これで、サーバの /home ディレクトリが、クライアントの /mnt にマウントされます。もしすべてが正しく設定されていれば、 クライアントの /mnt に入り、 サーバにあるファイルすべてを見れるはずです。

リモートファイルシステムを起動のたびに自動的にマウントしたいなら、 ファイルシステムを /etc/fstab ファイルに追加してください。 例としてはこのようになります。

server:/home	/mnt	nfs	rw	0	0

fstab(5) マニュアルページに利用可能なオプションがすべて掲載されています。

22.6.3. 実用的な使い方

NFS には実用的な使用法がいくつもあります。 ここで典型的な使用法をいくつか紹介しましょう。

  • 何台ものマシンで CDROM などのメディアを共有するように設定します。 これは安上がりで、たいていは、 複数のマシンにソフトウェアをインストールするのにより便利な方法です。

  • 大規模なネットワークでは、 すべてのユーザのホームディレクトリを格納するメイン NFS サーバを構築すると、ずっと便利でしょう。 どのワークステーションにログインしても、 ユーザがいつでも同じホームディレクトリを利用できるように、 これらのホームディレクトリはネットワークに向けてエクスポートされます。

  • 何台ものマシンで /usr/ports/distfiles ディレクトリを共有できます。
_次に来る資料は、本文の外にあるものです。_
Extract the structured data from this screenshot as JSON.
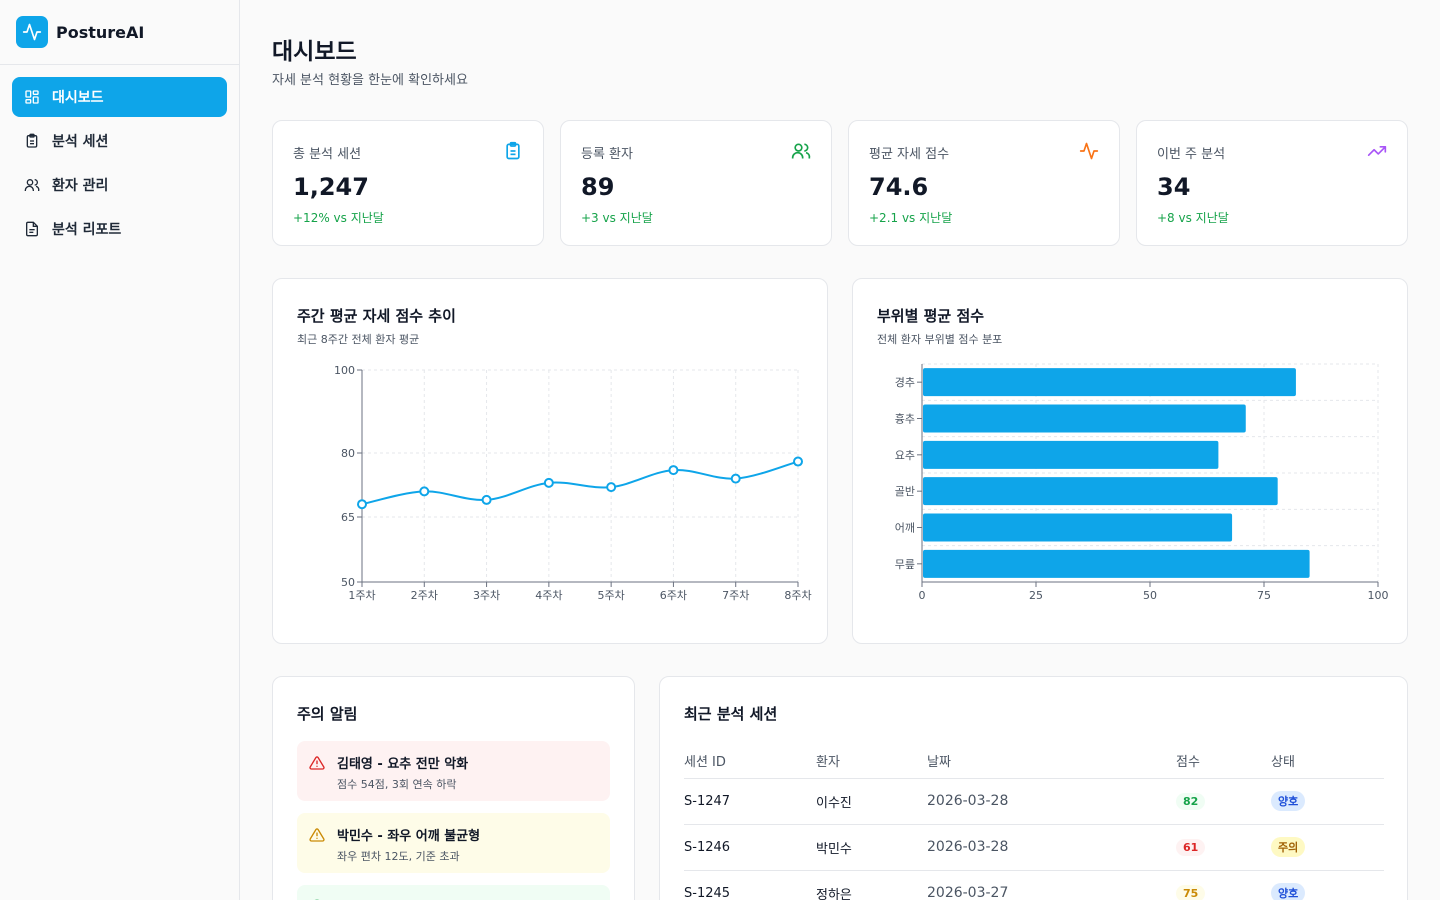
{
  "brand": {
    "name": "PostureAI"
  },
  "nav": [
    {
      "label": "대시보드",
      "icon": "dashboard-icon",
      "active": true
    },
    {
      "label": "분석 세션",
      "icon": "clipboard-icon",
      "active": false
    },
    {
      "label": "환자 관리",
      "icon": "users-icon",
      "active": false
    },
    {
      "label": "분석 리포트",
      "icon": "file-text-icon",
      "active": false
    }
  ],
  "header": {
    "title": "대시보드",
    "subtitle": "자세 분석 현황을 한눈에 확인하세요"
  },
  "stats": [
    {
      "label": "총 분석 세션",
      "value": "1,247",
      "delta": "+12% vs 지난달",
      "icon": "clipboard-icon",
      "color": "#0ea5e9"
    },
    {
      "label": "등록 환자",
      "value": "89",
      "delta": "+3 vs 지난달",
      "icon": "users-icon",
      "color": "#16a34a"
    },
    {
      "label": "평균 자세 점수",
      "value": "74.6",
      "delta": "+2.1 vs 지난달",
      "icon": "activity-icon",
      "color": "#f97316"
    },
    {
      "label": "이번 주 분석",
      "value": "34",
      "delta": "+8 vs 지난달",
      "icon": "trending-up-icon",
      "color": "#a855f7"
    }
  ],
  "line_panel": {
    "title": "주간 평균 자세 점수 추이",
    "subtitle": "최근 8주간 전체 환자 평균"
  },
  "bar_panel": {
    "title": "부위별 평균 점수",
    "subtitle": "전체 환자 부위별 점수 분포"
  },
  "chart_data": [
    {
      "type": "line",
      "categories": [
        "1주차",
        "2주차",
        "3주차",
        "4주차",
        "5주차",
        "6주차",
        "7주차",
        "8주차"
      ],
      "series": [
        {
          "values": [
            68,
            71,
            69,
            73,
            72,
            76,
            74,
            78
          ]
        }
      ],
      "yticks": [
        50,
        65,
        80,
        100
      ],
      "ylim": [
        50,
        100
      ],
      "grid": true,
      "color": "#0ea5e9"
    },
    {
      "type": "bar",
      "orientation": "horizontal",
      "categories": [
        "경추",
        "흉추",
        "요추",
        "골반",
        "어깨",
        "무릎"
      ],
      "values": [
        82,
        71,
        65,
        78,
        68,
        85
      ],
      "xticks": [
        0,
        25,
        50,
        75,
        100
      ],
      "xlim": [
        0,
        100
      ],
      "grid": true,
      "color": "#0ea5e9"
    }
  ],
  "alerts_panel": {
    "title": "주의 알림",
    "items": [
      {
        "title": "김태영 - 요추 전만 악화",
        "desc": "점수 54점, 3회 연속 하락",
        "level": "danger"
      },
      {
        "title": "박민수 - 좌우 어깨 불균형",
        "desc": "좌우 편차 12도, 기준 초과",
        "level": "warning"
      },
      {
        "title": "",
        "desc": "",
        "level": "success"
      }
    ]
  },
  "sessions_panel": {
    "title": "최근 분석 세션",
    "columns": [
      "세션 ID",
      "환자",
      "날짜",
      "점수",
      "상태"
    ],
    "rows": [
      {
        "id": "S-1247",
        "patient": "이수진",
        "date": "2026-03-28",
        "score": "82",
        "status": "양호"
      },
      {
        "id": "S-1246",
        "patient": "박민수",
        "date": "2026-03-28",
        "score": "61",
        "status": "주의"
      },
      {
        "id": "S-1245",
        "patient": "정하은",
        "date": "2026-03-27",
        "score": "75",
        "status": "양호"
      }
    ]
  }
}
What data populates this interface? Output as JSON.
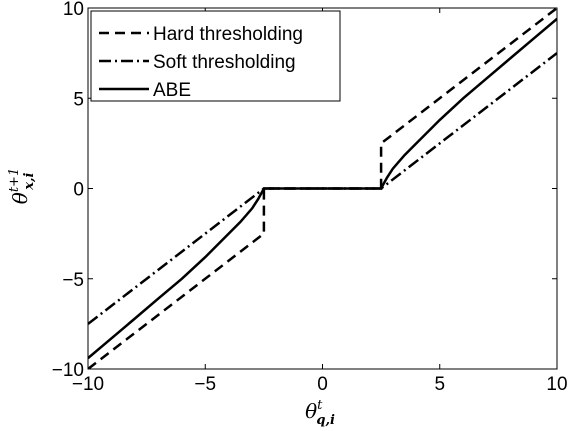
{
  "chart_data": {
    "type": "line",
    "title": "",
    "xlabel": "θ",
    "xlabel_sup": "t",
    "xlabel_sub": "q,i",
    "ylabel": "θ",
    "ylabel_sup": "t+1",
    "ylabel_sub": "x,i",
    "xlim": [
      -10,
      10
    ],
    "ylim": [
      -10,
      10
    ],
    "xticks": [
      -10,
      -5,
      0,
      5,
      10
    ],
    "yticks": [
      -10,
      -5,
      0,
      5,
      10
    ],
    "xtick_labels": [
      "−10",
      "−5",
      "0",
      "5",
      "10"
    ],
    "ytick_labels": [
      "−10",
      "−5",
      "0",
      "5",
      "10"
    ],
    "grid": false,
    "legend_position": "top-left",
    "series": [
      {
        "name": "Hard thresholding",
        "style": "dashed",
        "x": [
          -10,
          -2.5,
          -2.5,
          2.5,
          2.5,
          10
        ],
        "y": [
          -10,
          -2.5,
          0,
          0,
          2.5,
          10
        ]
      },
      {
        "name": "Soft thresholding",
        "style": "dashdot",
        "x": [
          -10,
          -2.5,
          2.5,
          10
        ],
        "y": [
          -7.5,
          0,
          0,
          7.5
        ]
      },
      {
        "name": "ABE",
        "style": "solid",
        "x": [
          -10,
          -9,
          -8,
          -7,
          -6,
          -5,
          -4,
          -3.5,
          -3,
          -2.75,
          -2.6,
          -2.5,
          2.5,
          2.6,
          2.75,
          3,
          3.5,
          4,
          5,
          6,
          7,
          8,
          9,
          10
        ],
        "y": [
          -9.4,
          -8.3,
          -7.2,
          -6.1,
          -5.0,
          -3.8,
          -2.5,
          -1.85,
          -1.1,
          -0.6,
          -0.25,
          0,
          0,
          0.25,
          0.6,
          1.1,
          1.85,
          2.5,
          3.8,
          5.0,
          6.1,
          7.2,
          8.3,
          9.4
        ]
      }
    ]
  }
}
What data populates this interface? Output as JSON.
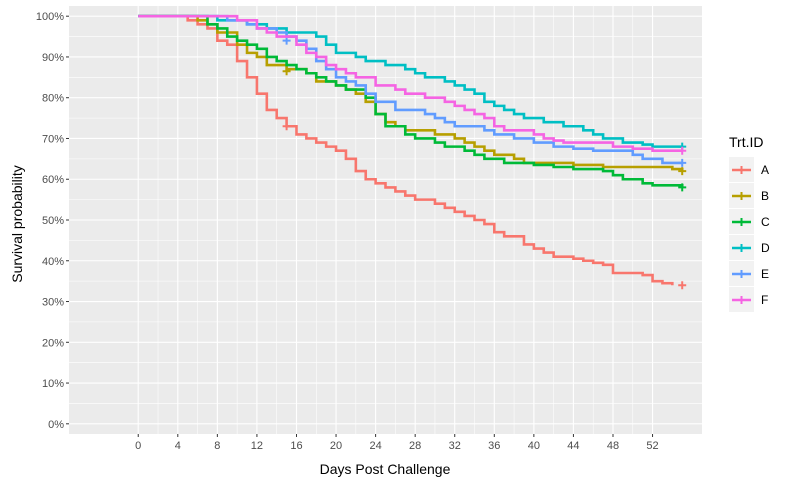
{
  "chart_data": {
    "type": "line",
    "step": true,
    "xlabel": "Days Post Challenge",
    "ylabel": "Survival probability",
    "xlim": [
      -7,
      57
    ],
    "ylim": [
      -2.5,
      102.5
    ],
    "x_ticks": [
      0,
      4,
      8,
      12,
      16,
      20,
      24,
      28,
      32,
      36,
      40,
      44,
      48,
      52
    ],
    "y_ticks": [
      0,
      10,
      20,
      30,
      40,
      50,
      60,
      70,
      80,
      90,
      100
    ],
    "y_tick_labels": [
      "0%",
      "10%",
      "20%",
      "30%",
      "40%",
      "50%",
      "60%",
      "70%",
      "80%",
      "90%",
      "100%"
    ],
    "grid": true,
    "legend": {
      "title": "Trt.ID",
      "position": "right"
    },
    "series": [
      {
        "name": "A",
        "color": "#F8766D",
        "points": [
          [
            0,
            100
          ],
          [
            5,
            99
          ],
          [
            6,
            98
          ],
          [
            7,
            97
          ],
          [
            8,
            94
          ],
          [
            9,
            93
          ],
          [
            10,
            89
          ],
          [
            11,
            85
          ],
          [
            12,
            81
          ],
          [
            13,
            77
          ],
          [
            14,
            75
          ],
          [
            15,
            73
          ],
          [
            16,
            71
          ],
          [
            17,
            70
          ],
          [
            18,
            69
          ],
          [
            19,
            68
          ],
          [
            20,
            67
          ],
          [
            21,
            65
          ],
          [
            22,
            62
          ],
          [
            23,
            60
          ],
          [
            24,
            59
          ],
          [
            25,
            58
          ],
          [
            26,
            57
          ],
          [
            27,
            56
          ],
          [
            28,
            55
          ],
          [
            30,
            54
          ],
          [
            31,
            53
          ],
          [
            32,
            52
          ],
          [
            33,
            51
          ],
          [
            34,
            50
          ],
          [
            35,
            49
          ],
          [
            36,
            47
          ],
          [
            37,
            46
          ],
          [
            38,
            46
          ],
          [
            39,
            44
          ],
          [
            40,
            43
          ],
          [
            41,
            42
          ],
          [
            42,
            41
          ],
          [
            44,
            40.5
          ],
          [
            45,
            40
          ],
          [
            46,
            39.5
          ],
          [
            47,
            39
          ],
          [
            48,
            37
          ],
          [
            51,
            36.5
          ],
          [
            52,
            35
          ],
          [
            53,
            34.5
          ],
          [
            54,
            34
          ]
        ],
        "censor": [
          [
            15,
            73
          ],
          [
            55,
            34
          ]
        ]
      },
      {
        "name": "B",
        "color": "#B79F00",
        "points": [
          [
            0,
            100
          ],
          [
            6,
            99
          ],
          [
            7,
            98
          ],
          [
            8,
            96
          ],
          [
            10,
            93
          ],
          [
            11,
            91
          ],
          [
            12,
            90
          ],
          [
            13,
            88
          ],
          [
            15,
            87
          ],
          [
            17,
            86
          ],
          [
            18,
            84
          ],
          [
            20,
            83
          ],
          [
            21,
            82
          ],
          [
            22,
            81
          ],
          [
            23,
            79
          ],
          [
            24,
            76
          ],
          [
            25,
            74
          ],
          [
            26,
            73
          ],
          [
            27,
            72
          ],
          [
            30,
            71
          ],
          [
            32,
            70
          ],
          [
            33,
            69
          ],
          [
            34,
            68
          ],
          [
            35,
            67
          ],
          [
            36,
            66
          ],
          [
            38,
            65
          ],
          [
            39,
            64
          ],
          [
            44,
            63.5
          ],
          [
            47,
            63
          ],
          [
            54,
            62.5
          ],
          [
            55,
            62
          ]
        ],
        "censor": [
          [
            15,
            86.5
          ],
          [
            55,
            62
          ]
        ]
      },
      {
        "name": "C",
        "color": "#00BA38",
        "points": [
          [
            0,
            100
          ],
          [
            7,
            98
          ],
          [
            8,
            97
          ],
          [
            9,
            95
          ],
          [
            10,
            94
          ],
          [
            11,
            93
          ],
          [
            12,
            92
          ],
          [
            13,
            90
          ],
          [
            14,
            89
          ],
          [
            15,
            88
          ],
          [
            16,
            87
          ],
          [
            17,
            86
          ],
          [
            18,
            85
          ],
          [
            19,
            84
          ],
          [
            20,
            83
          ],
          [
            21,
            82
          ],
          [
            23,
            80
          ],
          [
            24,
            76
          ],
          [
            25,
            73
          ],
          [
            27,
            71
          ],
          [
            28,
            70
          ],
          [
            30,
            69
          ],
          [
            31,
            68
          ],
          [
            33,
            67
          ],
          [
            34,
            66
          ],
          [
            35,
            65
          ],
          [
            37,
            64
          ],
          [
            40,
            63.5
          ],
          [
            42,
            63
          ],
          [
            44,
            62.5
          ],
          [
            47,
            62
          ],
          [
            48,
            61
          ],
          [
            49,
            60
          ],
          [
            51,
            59
          ],
          [
            52,
            58.5
          ],
          [
            55,
            58
          ]
        ],
        "censor": [
          [
            55,
            58
          ]
        ]
      },
      {
        "name": "D",
        "color": "#00BFC4",
        "points": [
          [
            0,
            100
          ],
          [
            8,
            99
          ],
          [
            11,
            98
          ],
          [
            13,
            97
          ],
          [
            15,
            96
          ],
          [
            18,
            95
          ],
          [
            19,
            93
          ],
          [
            20,
            91
          ],
          [
            22,
            90
          ],
          [
            23,
            89
          ],
          [
            25,
            88
          ],
          [
            27,
            87
          ],
          [
            28,
            86
          ],
          [
            29,
            85
          ],
          [
            31,
            84
          ],
          [
            32,
            83
          ],
          [
            33,
            82
          ],
          [
            34,
            81
          ],
          [
            35,
            79
          ],
          [
            36,
            78
          ],
          [
            37,
            77
          ],
          [
            38,
            76
          ],
          [
            39,
            75
          ],
          [
            41,
            74
          ],
          [
            43,
            73
          ],
          [
            45,
            72
          ],
          [
            46,
            71
          ],
          [
            47,
            70
          ],
          [
            49,
            69
          ],
          [
            51,
            68.5
          ],
          [
            52,
            68
          ],
          [
            55,
            68
          ]
        ],
        "censor": [
          [
            55,
            68
          ]
        ]
      },
      {
        "name": "E",
        "color": "#619CFF",
        "points": [
          [
            0,
            100
          ],
          [
            9,
            99
          ],
          [
            11,
            98
          ],
          [
            12,
            97
          ],
          [
            14,
            96
          ],
          [
            15,
            95
          ],
          [
            16,
            94
          ],
          [
            17,
            92
          ],
          [
            18,
            89
          ],
          [
            19,
            87
          ],
          [
            20,
            85
          ],
          [
            21,
            84
          ],
          [
            22,
            83
          ],
          [
            23,
            81
          ],
          [
            24,
            79
          ],
          [
            26,
            77
          ],
          [
            29,
            76
          ],
          [
            30,
            75
          ],
          [
            31,
            74
          ],
          [
            32,
            73
          ],
          [
            35,
            72
          ],
          [
            36,
            71
          ],
          [
            38,
            70
          ],
          [
            40,
            69
          ],
          [
            42,
            68
          ],
          [
            44,
            67.5
          ],
          [
            46,
            67
          ],
          [
            50,
            66
          ],
          [
            51,
            65
          ],
          [
            53,
            64
          ],
          [
            55,
            64
          ]
        ],
        "censor": [
          [
            15,
            94
          ],
          [
            55,
            64
          ]
        ]
      },
      {
        "name": "F",
        "color": "#F564E3",
        "points": [
          [
            0,
            100
          ],
          [
            10,
            99
          ],
          [
            12,
            97
          ],
          [
            13,
            96
          ],
          [
            14,
            95
          ],
          [
            16,
            93
          ],
          [
            17,
            91
          ],
          [
            18,
            90
          ],
          [
            19,
            88
          ],
          [
            20,
            87
          ],
          [
            21,
            86
          ],
          [
            22,
            85
          ],
          [
            24,
            83
          ],
          [
            26,
            82
          ],
          [
            27,
            81
          ],
          [
            29,
            80
          ],
          [
            31,
            79
          ],
          [
            32,
            78
          ],
          [
            33,
            77
          ],
          [
            34,
            76
          ],
          [
            35,
            75
          ],
          [
            36,
            73
          ],
          [
            37,
            72
          ],
          [
            40,
            71
          ],
          [
            41,
            70
          ],
          [
            42,
            69.5
          ],
          [
            43,
            69
          ],
          [
            48,
            68
          ],
          [
            50,
            67.5
          ],
          [
            52,
            67
          ],
          [
            55,
            67
          ]
        ],
        "censor": [
          [
            55,
            67
          ]
        ]
      }
    ]
  }
}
こうすると、 何台ものマシン上に port をインストールする必要がある時に、 それぞれのマシンでソースコードをダウンロードすることなく、 直ちにソースにアクセスできます。

22.6.4. amd による自動マウント

寄稿: Stilwell Wylie [FAMILY Given].
再構成: Lee Chern [FAMILY Given].

amd(8) (自動マウントデーモン) は、 ファイルシステム内のファイルまたはディレクトリがアクセスされると、 自動的にリモートファイルシステムをマウントします。 また、一定の間アクセスされないファイルシステムは amd によって自動的にアンマウントされます。 amd を使用することは、通常 /etc/fstab 内に記述する恒久的なマウントに対する、 単純な代替案となります。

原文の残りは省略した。